I’ve just tried to find those operating instructions, with no success, but if they come to light they will make an interesting article for Yowl, copy to Sammy Miller, copy to National Museum, plus ransom note for three Three pistons….
I have tracked down “The Classic Motor Cycle” road test of the Sammy Miller Museum Scott Three. It was in July 1991, Volume 18 No 7. I just can’t believe it was 20 years ago ! There is a copy on eBay at the moment. Item No 350582981623.
😉 😉 I seem to remember that Bob Trickets did say to me once that he had a complete 3 cylinder engine availabe! I was VERY interested as a power unit for my vintage sidecar racing asperations! (as I still am by the way) Anyone have any gen? Ted 😀 😀
I’m not 100% sure, but THINK that the engine in question was not a bike engine, but one made by Bill Cull to try and interest a certain Mr. Lyons of Jaguar car fame, ( which was also Cull’s intention with the six cylinder engine), and so it had a bellhousing type crankcase, and big flywheel with a starter ring-gear on it. If that is the engine, it is now in Italy I believe.

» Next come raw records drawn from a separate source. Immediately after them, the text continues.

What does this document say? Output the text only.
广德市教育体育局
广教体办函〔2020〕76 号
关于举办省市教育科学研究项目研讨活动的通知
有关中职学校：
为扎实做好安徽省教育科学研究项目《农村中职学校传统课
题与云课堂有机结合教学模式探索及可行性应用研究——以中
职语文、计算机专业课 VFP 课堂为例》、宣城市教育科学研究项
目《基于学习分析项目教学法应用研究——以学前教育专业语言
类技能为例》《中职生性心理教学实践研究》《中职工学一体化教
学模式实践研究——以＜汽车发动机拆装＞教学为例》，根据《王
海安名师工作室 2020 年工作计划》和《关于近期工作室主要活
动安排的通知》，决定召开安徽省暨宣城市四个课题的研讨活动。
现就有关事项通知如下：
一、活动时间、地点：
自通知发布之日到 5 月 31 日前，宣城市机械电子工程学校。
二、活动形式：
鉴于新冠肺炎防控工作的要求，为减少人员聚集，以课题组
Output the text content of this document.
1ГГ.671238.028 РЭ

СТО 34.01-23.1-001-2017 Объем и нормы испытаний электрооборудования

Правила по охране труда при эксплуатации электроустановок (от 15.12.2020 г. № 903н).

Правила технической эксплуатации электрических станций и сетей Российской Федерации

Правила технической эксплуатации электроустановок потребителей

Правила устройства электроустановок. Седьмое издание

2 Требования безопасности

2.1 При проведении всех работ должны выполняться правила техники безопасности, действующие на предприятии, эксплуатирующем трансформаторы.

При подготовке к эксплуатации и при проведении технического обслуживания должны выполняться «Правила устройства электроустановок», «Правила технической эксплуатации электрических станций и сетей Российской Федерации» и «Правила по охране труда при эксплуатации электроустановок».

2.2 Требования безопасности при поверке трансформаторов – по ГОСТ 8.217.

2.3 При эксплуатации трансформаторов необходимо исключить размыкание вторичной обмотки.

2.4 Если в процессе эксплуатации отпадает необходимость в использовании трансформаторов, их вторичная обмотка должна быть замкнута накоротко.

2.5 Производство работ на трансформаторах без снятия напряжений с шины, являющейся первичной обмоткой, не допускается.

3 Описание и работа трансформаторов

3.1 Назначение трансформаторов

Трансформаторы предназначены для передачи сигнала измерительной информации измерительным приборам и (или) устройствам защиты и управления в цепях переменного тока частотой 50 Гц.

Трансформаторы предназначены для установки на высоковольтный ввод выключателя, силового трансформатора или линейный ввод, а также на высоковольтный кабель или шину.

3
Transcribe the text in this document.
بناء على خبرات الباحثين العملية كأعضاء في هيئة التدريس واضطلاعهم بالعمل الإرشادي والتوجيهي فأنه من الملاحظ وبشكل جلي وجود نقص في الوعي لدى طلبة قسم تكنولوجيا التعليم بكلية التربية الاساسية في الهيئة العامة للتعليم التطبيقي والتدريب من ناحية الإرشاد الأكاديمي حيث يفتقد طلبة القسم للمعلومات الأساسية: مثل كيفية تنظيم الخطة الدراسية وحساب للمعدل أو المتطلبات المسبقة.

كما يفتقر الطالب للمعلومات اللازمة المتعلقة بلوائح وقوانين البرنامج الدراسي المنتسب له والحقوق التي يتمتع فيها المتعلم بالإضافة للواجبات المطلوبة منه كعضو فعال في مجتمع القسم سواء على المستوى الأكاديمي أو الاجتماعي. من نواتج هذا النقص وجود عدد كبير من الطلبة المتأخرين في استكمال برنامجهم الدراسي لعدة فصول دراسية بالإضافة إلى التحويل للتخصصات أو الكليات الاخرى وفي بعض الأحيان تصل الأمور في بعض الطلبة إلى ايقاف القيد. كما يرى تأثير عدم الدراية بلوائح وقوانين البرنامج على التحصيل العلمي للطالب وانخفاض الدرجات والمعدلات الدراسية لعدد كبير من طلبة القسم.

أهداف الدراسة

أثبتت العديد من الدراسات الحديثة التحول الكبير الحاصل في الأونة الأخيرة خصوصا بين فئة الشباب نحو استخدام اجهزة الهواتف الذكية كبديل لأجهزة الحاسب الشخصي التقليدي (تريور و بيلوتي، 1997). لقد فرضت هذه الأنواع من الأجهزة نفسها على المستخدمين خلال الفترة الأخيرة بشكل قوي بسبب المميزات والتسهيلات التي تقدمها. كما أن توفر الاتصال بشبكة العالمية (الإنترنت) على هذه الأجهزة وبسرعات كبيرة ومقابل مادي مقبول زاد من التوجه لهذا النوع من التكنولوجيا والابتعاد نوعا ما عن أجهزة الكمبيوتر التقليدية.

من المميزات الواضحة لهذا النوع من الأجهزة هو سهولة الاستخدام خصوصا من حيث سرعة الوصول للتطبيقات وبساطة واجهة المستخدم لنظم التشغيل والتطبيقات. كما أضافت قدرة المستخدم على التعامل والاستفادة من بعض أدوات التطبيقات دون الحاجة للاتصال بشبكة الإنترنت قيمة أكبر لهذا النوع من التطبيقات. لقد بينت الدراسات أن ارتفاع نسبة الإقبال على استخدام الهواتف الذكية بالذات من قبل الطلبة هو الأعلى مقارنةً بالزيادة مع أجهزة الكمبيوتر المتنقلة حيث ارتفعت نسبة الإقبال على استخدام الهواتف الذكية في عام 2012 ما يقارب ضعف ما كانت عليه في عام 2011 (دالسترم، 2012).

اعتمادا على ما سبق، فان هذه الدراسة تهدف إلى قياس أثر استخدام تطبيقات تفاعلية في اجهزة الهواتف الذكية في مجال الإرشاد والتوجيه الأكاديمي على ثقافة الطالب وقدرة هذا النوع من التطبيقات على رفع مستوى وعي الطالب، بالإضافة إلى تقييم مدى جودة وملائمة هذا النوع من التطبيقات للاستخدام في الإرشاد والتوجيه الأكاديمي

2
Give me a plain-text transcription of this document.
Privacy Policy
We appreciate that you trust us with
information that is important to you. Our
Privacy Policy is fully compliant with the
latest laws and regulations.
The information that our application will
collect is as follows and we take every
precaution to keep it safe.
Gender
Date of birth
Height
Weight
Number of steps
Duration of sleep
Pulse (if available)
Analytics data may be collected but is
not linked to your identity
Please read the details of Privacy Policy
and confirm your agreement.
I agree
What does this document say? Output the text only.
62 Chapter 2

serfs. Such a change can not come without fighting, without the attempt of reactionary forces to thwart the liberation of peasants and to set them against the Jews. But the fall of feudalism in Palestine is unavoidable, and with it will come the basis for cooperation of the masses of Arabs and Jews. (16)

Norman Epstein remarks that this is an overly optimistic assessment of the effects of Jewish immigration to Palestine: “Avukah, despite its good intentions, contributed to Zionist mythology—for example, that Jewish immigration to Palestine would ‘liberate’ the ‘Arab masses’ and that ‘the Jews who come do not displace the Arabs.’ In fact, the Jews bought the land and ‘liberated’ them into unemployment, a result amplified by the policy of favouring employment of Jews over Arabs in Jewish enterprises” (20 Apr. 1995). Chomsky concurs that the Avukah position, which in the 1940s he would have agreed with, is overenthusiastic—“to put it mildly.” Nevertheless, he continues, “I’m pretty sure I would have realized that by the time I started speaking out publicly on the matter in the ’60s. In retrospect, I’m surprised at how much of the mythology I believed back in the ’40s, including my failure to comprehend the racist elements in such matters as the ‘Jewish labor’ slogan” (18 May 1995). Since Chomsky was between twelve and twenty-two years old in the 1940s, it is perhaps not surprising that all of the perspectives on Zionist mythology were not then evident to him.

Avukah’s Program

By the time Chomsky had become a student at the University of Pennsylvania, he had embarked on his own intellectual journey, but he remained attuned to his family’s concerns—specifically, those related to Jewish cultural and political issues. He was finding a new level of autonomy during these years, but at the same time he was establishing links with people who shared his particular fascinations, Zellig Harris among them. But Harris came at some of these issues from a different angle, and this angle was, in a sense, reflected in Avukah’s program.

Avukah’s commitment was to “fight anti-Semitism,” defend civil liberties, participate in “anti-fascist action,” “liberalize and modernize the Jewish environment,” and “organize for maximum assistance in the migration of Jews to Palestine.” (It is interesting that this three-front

Might be worth asking the Holders though, and I could start you off with a set of three Three pistons…..
I should perhaps add that when I say “Cull’s intention”, it was of course at the behest of managing director Reginald Vinter, who moved in the same social circle as Lyons, meeting regularly at a Thames bank hostelry/knocking shop called “Skindles”, near Maidenhead. Money for these white elephant pipe-dreams was siphoned off from Admiralty funding for portable generators and power units for Bofors guns. Vinter was found out, and became a guest of his Majesty the King, going to prison for “malfeasance”, whatever that means…
A shame Mr Vinter was not a little more canny in his use of government funds – for instance Douglas’ WW2 generator engine spawned the power unit for the whole post-war T35 range!
Norman also made a nice little flat twin stationary generator/water pump engine, but I don’t think that it was ever used in any of their post-war bikes, and they just used the ubiquitous Villiers engines. What a shame !
The Norman Flat Twin,I had one way back in the sixties,If my memory serves me correctly it was a side valve,of about 250cc”s I fitted it into a 16 foot boat. It would”nt pull your hat off,Useless!
That was presumably the T300, but they also made the T600, which might have been able to pull the skin off a rice pudding !
Different Norman – the stationary engine outfit was in Warwick and pretty much their only involvement with ‘bikes was the Kenilworth Scooter. However, it is instructive to compare the T300 with the Douglas FT350, despite the similar cubic capacity the latter is far more robust which ‘fortuitously’ enabled it to be turned into a motorcycle power unit with very little new design work.
Returning to Scott; the Cull patented scavenging system used on the Bofors gun engine had real possibilities for later development, being very similar to that employed in Walter Kaaden’s successful MZ racers.